Karayiplerde bir ada ülkesi olan Haiti, Batı Yarımküre’deki en fakir ülke olarak kabul edilmektedir. Küçük seçkin bir Haiti grubu son derece zengin olsa da, ülkenin yaklaşık 80%’i yoksulluk içinde yaşamakta ve uluslararası gıda yardımına ihtiyaç duymaktadır. Bu ülkede, yolsuzluk yapan hükümetler, sağlıksız koşullar ve toprak tahribatı uzun yıllardır yaygın olarak görülmektedir. Başkenti Port-au-Prince’i 12 Ocak 2010’da yerle bir eden deprem, bölgenin yoksulluk oranını arttırmıştır. Buna ek olarak Haiti’de, eğitim ve iş olanaklarının kısıtlı olması da yoksulluk nedenlerinin başında gelmektedir.

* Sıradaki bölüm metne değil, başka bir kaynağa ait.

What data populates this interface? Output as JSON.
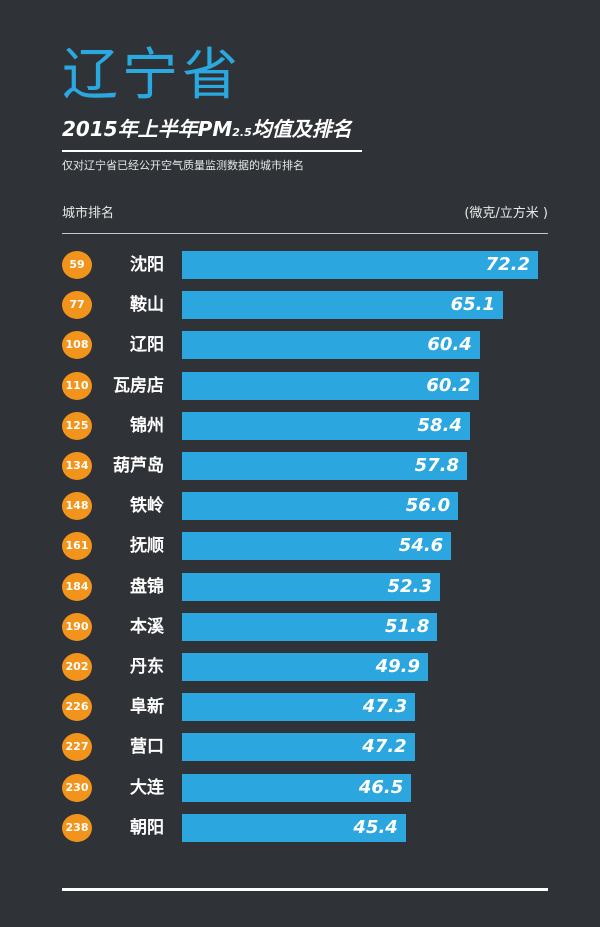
{
  "header": {
    "province": "辽宁省",
    "title_main": "2015年上半年PM",
    "title_sub": "2.5",
    "title_tail": "均值及排名",
    "note": "仅对辽宁省已经公开空气质量监测数据的城市排名",
    "col_rank": "城市排名",
    "col_unit": "(微克/立方米 )"
  },
  "colors": {
    "background": "#2f3237",
    "bar": "#2ba6df",
    "badge": "#f2941b",
    "province_title": "#2aa8e0"
  },
  "chart_data": {
    "type": "bar",
    "orientation": "horizontal",
    "ylabel": "城市排名",
    "unit": "(微克/立方米 )",
    "categories": [
      "沈阳",
      "鞍山",
      "辽阳",
      "瓦房店",
      "锦州",
      "葫芦岛",
      "铁岭",
      "抚顺",
      "盘锦",
      "本溪",
      "丹东",
      "阜新",
      "营口",
      "大连",
      "朝阳"
    ],
    "ranks": [
      59,
      77,
      108,
      110,
      125,
      134,
      148,
      161,
      184,
      190,
      202,
      226,
      227,
      230,
      238
    ],
    "rank_labels": [
      "59",
      "77",
      "108",
      "110",
      "125",
      "134",
      "148",
      "161",
      "184",
      "190",
      "202",
      "226",
      "227",
      "230",
      "238"
    ],
    "values": [
      72.2,
      65.1,
      60.4,
      60.2,
      58.4,
      57.8,
      56.0,
      54.6,
      52.3,
      51.8,
      49.9,
      47.3,
      47.2,
      46.5,
      45.4
    ],
    "value_labels": [
      "72.2",
      "65.1",
      "60.4",
      "60.2",
      "58.4",
      "57.8",
      "56.0",
      "54.6",
      "52.3",
      "51.8",
      "49.9",
      "47.3",
      "47.2",
      "46.5",
      "45.4"
    ],
    "xlim": [
      0,
      72.2
    ]
  }
}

Yaklaşık iki yüzyıldır yoksullukla mücadele eden Haiti, 1700’lerde Fransız yönetimi altındayken, Fransa’nın toplam gayri safi milli hasılasının yaklaşık dörtte birini oluşturmaktaydı. Tarihçiler, Haiti’nin 1804’te Fransız sömürüsünden kurtulmak üzere verdiği savaşın, bugün ülkenin yoksulluğuna katkıda bulunduğunu belirtmektedir. Verdiği savaş neticesinde Haiti, Amerika Kıtası’nda köleliği kaldıran ilk ülke olmuştur. Fransız hükümeti, Haiti’nin bağımsızlığını tanımak için kendisine 150 milyon frank ödemesini şart koşmuştur. Haiti, ABD’nin de dahil olduğu, köleleri olan milletlerden gelen ticari bir abluka ile çevrelenmek yerine, 1947’de tazminatı tam olarak ödeyerek bağımsız olmayı tercih etmiştir. Bu ödeme sebebiyle Haiti kendini derinden sarsacak bir borç batağına sürüklenmiştir.

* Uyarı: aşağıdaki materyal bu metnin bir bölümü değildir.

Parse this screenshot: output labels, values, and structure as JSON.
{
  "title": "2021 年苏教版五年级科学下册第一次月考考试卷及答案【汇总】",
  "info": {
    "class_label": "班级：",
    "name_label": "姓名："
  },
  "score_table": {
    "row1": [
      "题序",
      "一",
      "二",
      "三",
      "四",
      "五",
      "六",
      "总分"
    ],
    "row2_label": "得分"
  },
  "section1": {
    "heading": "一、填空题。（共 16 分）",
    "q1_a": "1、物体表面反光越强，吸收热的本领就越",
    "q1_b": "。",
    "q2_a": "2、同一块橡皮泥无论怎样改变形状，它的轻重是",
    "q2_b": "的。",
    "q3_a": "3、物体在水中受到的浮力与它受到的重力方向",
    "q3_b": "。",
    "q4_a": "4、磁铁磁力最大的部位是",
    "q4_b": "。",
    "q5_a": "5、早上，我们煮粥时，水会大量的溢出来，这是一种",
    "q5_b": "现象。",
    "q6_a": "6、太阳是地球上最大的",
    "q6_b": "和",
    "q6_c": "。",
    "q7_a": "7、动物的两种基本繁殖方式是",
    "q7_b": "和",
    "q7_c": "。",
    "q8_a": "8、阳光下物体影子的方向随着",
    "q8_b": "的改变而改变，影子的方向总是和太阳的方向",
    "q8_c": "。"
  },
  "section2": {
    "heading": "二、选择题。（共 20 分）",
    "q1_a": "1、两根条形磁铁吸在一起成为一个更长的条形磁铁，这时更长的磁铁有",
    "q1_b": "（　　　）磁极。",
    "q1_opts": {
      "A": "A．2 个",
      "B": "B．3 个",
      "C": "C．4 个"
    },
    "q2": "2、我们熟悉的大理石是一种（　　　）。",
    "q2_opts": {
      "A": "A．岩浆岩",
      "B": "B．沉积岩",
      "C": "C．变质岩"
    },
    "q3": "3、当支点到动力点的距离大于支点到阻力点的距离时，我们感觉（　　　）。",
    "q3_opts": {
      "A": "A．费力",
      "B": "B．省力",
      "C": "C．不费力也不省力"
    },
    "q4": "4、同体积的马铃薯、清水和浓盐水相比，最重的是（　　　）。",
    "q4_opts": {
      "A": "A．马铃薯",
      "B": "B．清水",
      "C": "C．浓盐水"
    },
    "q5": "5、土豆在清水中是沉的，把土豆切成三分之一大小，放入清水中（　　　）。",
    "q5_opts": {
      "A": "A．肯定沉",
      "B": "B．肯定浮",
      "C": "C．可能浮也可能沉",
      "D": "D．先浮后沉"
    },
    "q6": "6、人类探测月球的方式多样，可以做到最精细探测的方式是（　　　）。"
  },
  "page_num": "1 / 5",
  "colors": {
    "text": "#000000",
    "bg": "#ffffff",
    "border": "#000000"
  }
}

Bağımsızlıktan sonra, Haiti halkı Fransızlar tarafından işletilen ekim sistemine geri dönmek yerine toprak sahipliğini serbest bırakmayı seçmiştir. Artık köle olmamalarına ve toprak sahibi olmalarına rağmen, küçük çiftçiler verimsiz operasyonlar nedeniyle çok kazanç elde edememiştir. Bazı uzmanlar, bugün devam eden bu verimsizliğin Haiti’deki yoksulluğu sürdürmeye devam edeceğini belirtmektedir.

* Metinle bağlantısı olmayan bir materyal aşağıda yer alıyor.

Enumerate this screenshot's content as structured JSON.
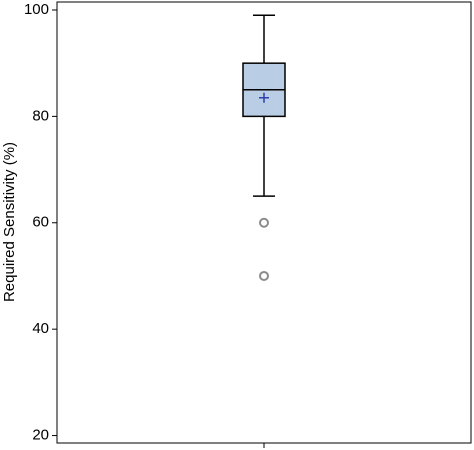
{
  "chart_data": {
    "type": "box",
    "y_label": "Required Sensitivity (%)",
    "categories": [
      null
    ],
    "min": [
      65
    ],
    "q1": [
      80
    ],
    "median": [
      85
    ],
    "q3": [
      90
    ],
    "max": [
      99
    ],
    "mean": [
      83.5
    ],
    "outliers": [
      [
        60,
        50
      ]
    ],
    "box_color": "#b9cde5",
    "mean_color": "#2f3fb0",
    "outlier_color": "#8c8c8c",
    "ylim": [
      18.6,
      101.5
    ],
    "yticks": [
      20,
      40,
      60,
      80,
      100
    ]
  }
}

Yıllar geçtikçe, yozlaşmış rejimler Haiti’yi daha fazla yoksulluğa sürüklemiştir. 1957’den 1986’ya kadar ülkeyi yöneten Francois “Papa Doc” ve oğlu Jean-Claude “Baby Doc” Duvalier’in 30 bin Haitili’yi öldürdüğü, ekonomik sorunları bastırdığı ve muhtemelen birçok eğitimli profesyonelin Haiti’yi terk etmesine neden olduğu belirtilmektedir. Dualiers ve onların halefi Jean-Bertrand Aristide, ülkeyi siyasi ve ekonomik açıdan o kadar dengesiz hale getirmiştir ki, uluslararası yatırımcıların ülkeden uzaklaşmasına neden olmuştur. 2006 yılında, uyuşturucu kaçakçılığı, şiddet ve derinleşen yoksulluk nedeniyle, Birleşmiş Milletler güçleri düzen oluşturmak üzere Haiti’ye gönderilmiştir. 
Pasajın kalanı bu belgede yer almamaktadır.